Walter Reed Army Medical Center is the only U.S. military treatment facility that performs organ transplants, averaging nine kidney transplants a year. More than a hundred patients currently wait on the hospital’s transplant list for a kidney. National statistics report more than 87,000 candidates are waiting for a kidney. For some, dialysis is the only option as they wait.

Studies show dialysis is an expensive life-saving procedure shown to decrease a patient’s lifespan five to eight years, Falta said. He explained the quality of life difference between a kidney transplant and dialysis.

“God gave you a kidney that works instantaneously,” he said. “People are usually exhausted after dialysis.” Falta explained that with dialysis, “Your life is more peaks and valleys as opposed to the steady state you get with your natural kidneys.”

Prior to the transplant, Falta said Pinkowski took more than 10 different medications each day. Over the course of the next year, the number should reduce significantly.
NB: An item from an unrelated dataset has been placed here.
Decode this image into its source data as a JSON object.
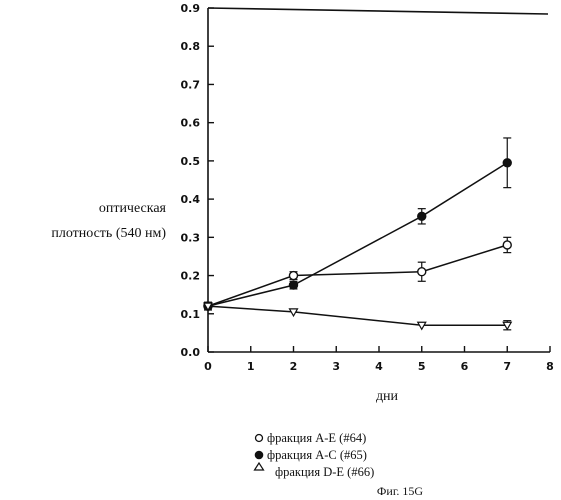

Although doctors expect to release his wife from the hospital in a few days, Pinkowski will remain at Walter Reed a little longer. Falta said patient education is a very important part of the transplant program at Walter Reed.

Pinkowski and his wife will join other donors and recipients involved in the chain, slated to meet for the first time in-person, at a press conference at Georgetown University Hospital Wednesday.